About the Course
Understand the purpose of entity resolution, target audience, and prerequisites.
We'll cover the following
Businesses use enterprise resource planning (ERP) systems for operations, a customer relationship management (CRM) system for marketing, files, external application programming interfaces (API), and other data sources. Too often, records of the same customer hide across those sources, not formally integrated by join keys, with variations in names and language and even duplicates within each source. It happens for customers, suppliers, people, locations, and transactional data.
This course teaches you how to resolve these issues for tabular data.
Cross-reference tables
Learners might ask what “resolving records” means in concrete terms. It is about building cross-reference tables. Here’s an example:
ERP Customers
ID | CompanyName | AddressLine1 | AddressLine2 | Country |
0 | ABC Corp. | 123 Oak Ave | Montreal QC | CA |
1 | Contoso | Rue de Bell. | 75374 Paris | FR |
2 | DB Schenker | Kruppstr. 4 | 45128 Essen | DE |
3 | Big Kahuna | 99 Ham Drive | Miami 33185 | US |
4 | Schenker AG | Krupp Straße 4 | Essen-City | DE |
... | ... | ... | ... | ... |
CRM Accounts
AccID | Name | Street | ZipCode | City | Country |
a3b6l | Entity Hero | Bolzweg | 47839 | Krefeld | DE |
ak44j | Lucha Libre Ole | C. de Benova | 66667 | Palencia | ES |
a89ci | Deutsche Bahn | Kruppstr. 4 | 45128 | Essen | DE |
aa341 | Contonso Inc. | P.O. Box 123 | 75374 | Paris | FR |
a31bc | Bambini Pub | 66 Bobcat Lane | 09876 | London | UK |
... | ... | ... | ... | ... | ... |
We have customer records from two systems with duplicates within each and no matching keys across the tables. The first covers our ERP, which handles orders, invoices, and other financial transactions. The second is used for marketing campaigns managed in our CRM, where we capture calls, visits, and other customer interactions.
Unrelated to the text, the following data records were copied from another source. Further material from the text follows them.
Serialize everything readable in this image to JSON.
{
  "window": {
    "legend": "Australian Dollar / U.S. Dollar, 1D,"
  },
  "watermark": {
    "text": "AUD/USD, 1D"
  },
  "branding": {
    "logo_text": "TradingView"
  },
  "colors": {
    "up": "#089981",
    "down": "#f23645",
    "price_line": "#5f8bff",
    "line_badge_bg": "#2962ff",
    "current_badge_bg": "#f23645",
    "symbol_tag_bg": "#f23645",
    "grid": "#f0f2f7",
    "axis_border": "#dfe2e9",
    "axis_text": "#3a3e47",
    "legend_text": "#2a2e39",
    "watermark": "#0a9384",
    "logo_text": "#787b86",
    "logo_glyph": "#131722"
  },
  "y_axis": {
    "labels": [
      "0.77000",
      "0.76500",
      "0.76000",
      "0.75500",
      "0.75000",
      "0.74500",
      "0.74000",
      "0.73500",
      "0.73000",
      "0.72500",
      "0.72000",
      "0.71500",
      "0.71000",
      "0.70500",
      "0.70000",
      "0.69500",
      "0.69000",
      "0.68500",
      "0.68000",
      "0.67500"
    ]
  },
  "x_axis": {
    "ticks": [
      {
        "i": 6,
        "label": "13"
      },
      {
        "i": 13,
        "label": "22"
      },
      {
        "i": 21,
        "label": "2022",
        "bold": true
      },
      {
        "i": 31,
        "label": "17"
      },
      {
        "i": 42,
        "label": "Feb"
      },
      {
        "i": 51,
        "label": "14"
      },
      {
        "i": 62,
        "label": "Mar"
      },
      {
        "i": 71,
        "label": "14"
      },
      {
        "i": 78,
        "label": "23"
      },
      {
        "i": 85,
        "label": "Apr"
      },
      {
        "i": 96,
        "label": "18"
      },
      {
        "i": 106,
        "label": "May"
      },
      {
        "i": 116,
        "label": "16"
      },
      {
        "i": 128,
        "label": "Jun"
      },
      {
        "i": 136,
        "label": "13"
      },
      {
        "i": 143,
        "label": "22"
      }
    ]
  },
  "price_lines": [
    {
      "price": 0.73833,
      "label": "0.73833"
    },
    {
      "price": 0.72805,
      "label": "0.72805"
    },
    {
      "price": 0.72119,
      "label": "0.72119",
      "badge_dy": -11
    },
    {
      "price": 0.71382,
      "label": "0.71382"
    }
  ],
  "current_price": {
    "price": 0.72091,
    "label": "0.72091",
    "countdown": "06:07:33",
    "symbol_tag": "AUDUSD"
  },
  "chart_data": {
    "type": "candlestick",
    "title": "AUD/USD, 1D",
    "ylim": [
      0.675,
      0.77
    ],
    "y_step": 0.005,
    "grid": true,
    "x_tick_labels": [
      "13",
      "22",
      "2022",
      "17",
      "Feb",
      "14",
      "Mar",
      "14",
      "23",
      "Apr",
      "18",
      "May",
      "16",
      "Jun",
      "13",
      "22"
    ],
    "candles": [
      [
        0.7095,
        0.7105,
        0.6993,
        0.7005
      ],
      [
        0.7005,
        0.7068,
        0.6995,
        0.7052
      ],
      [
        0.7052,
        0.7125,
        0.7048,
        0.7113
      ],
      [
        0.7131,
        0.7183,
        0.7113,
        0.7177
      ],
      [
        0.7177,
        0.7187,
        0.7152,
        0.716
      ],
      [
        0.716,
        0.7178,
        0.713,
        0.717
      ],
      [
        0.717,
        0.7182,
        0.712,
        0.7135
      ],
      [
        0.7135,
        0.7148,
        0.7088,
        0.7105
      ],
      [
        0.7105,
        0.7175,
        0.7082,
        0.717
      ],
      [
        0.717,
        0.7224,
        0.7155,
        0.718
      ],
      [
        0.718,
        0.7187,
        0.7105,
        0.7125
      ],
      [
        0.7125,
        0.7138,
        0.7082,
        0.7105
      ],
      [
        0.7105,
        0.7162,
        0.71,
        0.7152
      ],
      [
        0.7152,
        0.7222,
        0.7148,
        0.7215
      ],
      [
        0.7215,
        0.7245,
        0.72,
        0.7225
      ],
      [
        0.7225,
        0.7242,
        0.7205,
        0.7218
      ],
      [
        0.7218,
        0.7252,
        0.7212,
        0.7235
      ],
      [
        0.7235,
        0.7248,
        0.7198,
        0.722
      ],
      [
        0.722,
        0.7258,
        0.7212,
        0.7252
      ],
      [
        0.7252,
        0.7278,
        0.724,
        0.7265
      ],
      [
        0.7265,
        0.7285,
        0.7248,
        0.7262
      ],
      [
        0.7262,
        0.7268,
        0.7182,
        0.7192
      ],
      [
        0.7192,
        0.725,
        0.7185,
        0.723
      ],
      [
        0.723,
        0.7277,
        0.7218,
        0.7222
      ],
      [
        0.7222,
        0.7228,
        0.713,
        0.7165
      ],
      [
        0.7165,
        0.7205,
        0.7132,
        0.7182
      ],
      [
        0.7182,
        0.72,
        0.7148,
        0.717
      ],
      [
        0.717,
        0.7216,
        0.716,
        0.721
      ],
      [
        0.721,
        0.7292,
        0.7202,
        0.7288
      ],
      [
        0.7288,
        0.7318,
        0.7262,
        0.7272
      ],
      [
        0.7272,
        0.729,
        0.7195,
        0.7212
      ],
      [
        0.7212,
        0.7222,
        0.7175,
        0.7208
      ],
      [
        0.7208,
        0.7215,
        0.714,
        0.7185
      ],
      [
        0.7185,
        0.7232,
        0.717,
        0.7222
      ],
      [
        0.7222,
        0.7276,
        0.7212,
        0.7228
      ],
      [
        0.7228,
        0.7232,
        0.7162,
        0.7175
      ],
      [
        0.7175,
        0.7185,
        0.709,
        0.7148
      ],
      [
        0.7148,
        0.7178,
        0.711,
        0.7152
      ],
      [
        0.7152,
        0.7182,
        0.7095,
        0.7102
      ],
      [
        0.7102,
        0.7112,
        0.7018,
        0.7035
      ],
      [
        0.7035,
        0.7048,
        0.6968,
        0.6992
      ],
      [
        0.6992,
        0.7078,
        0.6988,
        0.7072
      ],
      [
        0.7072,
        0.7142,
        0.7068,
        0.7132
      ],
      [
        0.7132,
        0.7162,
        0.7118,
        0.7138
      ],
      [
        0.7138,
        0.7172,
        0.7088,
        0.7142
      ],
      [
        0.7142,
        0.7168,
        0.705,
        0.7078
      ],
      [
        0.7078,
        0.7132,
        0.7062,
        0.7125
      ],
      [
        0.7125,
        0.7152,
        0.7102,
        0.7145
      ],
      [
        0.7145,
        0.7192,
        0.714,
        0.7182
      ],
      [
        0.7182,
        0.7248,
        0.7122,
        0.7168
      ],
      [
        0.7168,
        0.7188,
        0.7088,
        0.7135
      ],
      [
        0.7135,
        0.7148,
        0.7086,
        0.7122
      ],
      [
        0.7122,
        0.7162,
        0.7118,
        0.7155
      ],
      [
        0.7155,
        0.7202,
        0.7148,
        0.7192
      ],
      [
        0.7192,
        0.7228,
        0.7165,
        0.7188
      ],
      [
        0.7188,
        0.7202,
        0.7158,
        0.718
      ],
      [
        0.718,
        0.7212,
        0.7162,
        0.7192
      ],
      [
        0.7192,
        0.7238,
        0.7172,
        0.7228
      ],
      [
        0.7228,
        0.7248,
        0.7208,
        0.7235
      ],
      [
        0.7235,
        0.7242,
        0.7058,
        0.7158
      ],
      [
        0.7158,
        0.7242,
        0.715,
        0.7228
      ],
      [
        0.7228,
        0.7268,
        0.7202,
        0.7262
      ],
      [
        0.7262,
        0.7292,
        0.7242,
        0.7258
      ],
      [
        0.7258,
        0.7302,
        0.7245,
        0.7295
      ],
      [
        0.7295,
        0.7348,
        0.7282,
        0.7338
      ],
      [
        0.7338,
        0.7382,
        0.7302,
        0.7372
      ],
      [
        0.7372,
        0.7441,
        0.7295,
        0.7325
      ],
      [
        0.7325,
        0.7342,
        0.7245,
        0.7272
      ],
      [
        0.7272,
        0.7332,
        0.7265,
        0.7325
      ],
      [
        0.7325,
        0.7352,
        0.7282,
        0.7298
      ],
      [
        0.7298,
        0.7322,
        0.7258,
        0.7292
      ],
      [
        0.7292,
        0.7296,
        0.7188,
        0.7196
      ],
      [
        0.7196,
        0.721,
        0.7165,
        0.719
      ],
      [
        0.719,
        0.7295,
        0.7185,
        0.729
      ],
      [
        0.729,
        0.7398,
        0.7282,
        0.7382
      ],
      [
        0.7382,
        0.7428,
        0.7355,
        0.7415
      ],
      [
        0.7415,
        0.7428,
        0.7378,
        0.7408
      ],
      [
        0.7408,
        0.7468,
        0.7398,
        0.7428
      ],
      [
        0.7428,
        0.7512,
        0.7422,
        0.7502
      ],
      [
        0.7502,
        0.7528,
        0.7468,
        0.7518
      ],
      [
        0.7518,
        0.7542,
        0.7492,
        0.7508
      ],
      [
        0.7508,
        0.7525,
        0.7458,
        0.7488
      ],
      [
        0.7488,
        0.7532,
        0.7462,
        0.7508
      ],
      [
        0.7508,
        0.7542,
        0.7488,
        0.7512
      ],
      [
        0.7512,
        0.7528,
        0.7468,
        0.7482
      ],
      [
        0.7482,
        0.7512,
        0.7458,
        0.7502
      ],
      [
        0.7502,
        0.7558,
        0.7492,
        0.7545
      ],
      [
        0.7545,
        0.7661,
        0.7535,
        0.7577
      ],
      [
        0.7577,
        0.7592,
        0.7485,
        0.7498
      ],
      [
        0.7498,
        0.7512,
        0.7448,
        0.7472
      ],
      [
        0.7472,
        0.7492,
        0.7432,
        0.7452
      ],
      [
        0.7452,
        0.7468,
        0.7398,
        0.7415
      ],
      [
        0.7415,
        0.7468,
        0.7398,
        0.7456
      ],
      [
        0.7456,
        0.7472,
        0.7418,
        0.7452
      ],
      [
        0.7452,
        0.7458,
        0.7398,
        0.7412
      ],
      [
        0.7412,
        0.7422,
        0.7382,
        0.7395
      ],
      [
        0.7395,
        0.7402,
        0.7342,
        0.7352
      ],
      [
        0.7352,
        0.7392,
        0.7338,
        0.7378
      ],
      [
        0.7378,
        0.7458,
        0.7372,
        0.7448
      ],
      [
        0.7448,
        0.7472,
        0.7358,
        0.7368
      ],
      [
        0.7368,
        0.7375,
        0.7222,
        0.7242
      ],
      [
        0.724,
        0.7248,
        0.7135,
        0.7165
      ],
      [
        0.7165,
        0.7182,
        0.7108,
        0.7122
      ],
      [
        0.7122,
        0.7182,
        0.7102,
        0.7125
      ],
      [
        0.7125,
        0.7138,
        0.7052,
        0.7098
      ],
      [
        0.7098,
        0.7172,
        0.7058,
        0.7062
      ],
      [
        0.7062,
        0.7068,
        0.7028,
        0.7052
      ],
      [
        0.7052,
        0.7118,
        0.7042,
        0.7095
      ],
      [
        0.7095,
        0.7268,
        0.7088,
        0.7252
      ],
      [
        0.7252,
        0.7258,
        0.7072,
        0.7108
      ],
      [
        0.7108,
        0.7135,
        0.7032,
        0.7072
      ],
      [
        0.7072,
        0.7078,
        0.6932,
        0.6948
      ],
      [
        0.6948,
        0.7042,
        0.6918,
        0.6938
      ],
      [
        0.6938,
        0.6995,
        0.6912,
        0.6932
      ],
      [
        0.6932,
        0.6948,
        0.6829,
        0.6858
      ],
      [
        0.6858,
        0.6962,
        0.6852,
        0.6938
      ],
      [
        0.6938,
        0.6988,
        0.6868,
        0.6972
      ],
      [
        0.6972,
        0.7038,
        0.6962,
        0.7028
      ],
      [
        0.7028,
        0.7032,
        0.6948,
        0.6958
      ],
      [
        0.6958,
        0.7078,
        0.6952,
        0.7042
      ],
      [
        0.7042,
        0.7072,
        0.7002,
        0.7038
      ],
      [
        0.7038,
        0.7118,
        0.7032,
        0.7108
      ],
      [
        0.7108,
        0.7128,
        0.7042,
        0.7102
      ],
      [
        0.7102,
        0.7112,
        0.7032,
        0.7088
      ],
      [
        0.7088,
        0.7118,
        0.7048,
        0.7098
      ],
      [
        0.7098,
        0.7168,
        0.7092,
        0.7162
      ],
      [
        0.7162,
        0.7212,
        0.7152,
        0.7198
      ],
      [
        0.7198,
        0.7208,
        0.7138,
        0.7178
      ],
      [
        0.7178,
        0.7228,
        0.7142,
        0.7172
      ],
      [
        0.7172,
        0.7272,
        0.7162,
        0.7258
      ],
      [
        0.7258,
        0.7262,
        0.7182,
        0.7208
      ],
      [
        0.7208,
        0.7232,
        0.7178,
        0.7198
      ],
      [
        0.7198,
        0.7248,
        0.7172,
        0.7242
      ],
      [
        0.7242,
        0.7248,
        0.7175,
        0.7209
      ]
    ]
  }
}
The marketing team wants us to analyze customer visits’ effectiveness in booking new orders.
We can fill the integration gap between ERP and CRM with entity resolution. The outcome is the following cross-reference table:
Cross-References
source | original_id | resolved_id |
erp | 1 | c-0 |
crm | aa341 | c-0 |
erp | 2 | c-1 |
erp | 4 | c-1 |
crm | a89ci | c-1 |
... | ... | ... |
This table tells us which customer records belong to which customer entity. It bridges the original keys, allowing us to join and aggregate data within and across sources—a first step toward analyzing the effectiveness of our marketing campaigns.
Target audience
Entity resolution belongs in every data quality toolbox. As individual contributors (data scientists, engineers, developers), we’ll learn to conduct entity resolution end-to-end in Python. It is an active research field in computer science and statistics, a challenging skill to master, and a sought-after proficiency in companies facing data quality issues, in other words, practically everywhere.
We’ll become familiar with the technology stack around entity resolution. What if it makes more sense to buy and not build many, or all, components? This course prepares us before we talk to vendors. Don’t let them sell stuff we don’t need; we must challenge vendors to get the best value for our money.
Prerequisites
Entity resolution sits at the intersection of computer science and statistics. We’ll use text processing, machine learning, graphs, and more. Learners are in a good position if they have some experience in the following areas:
- Coding in Python
- Manipulating DataFrames with pandas
- Building a binary classification model with scikit-learn
- Manipulating graphs with NetworkX
Attribution and glossary
This course would be nothing without many open-source packages and datasets. Please check out Glossary in the “Appendix” section of this course for attribution and a collection of useful links.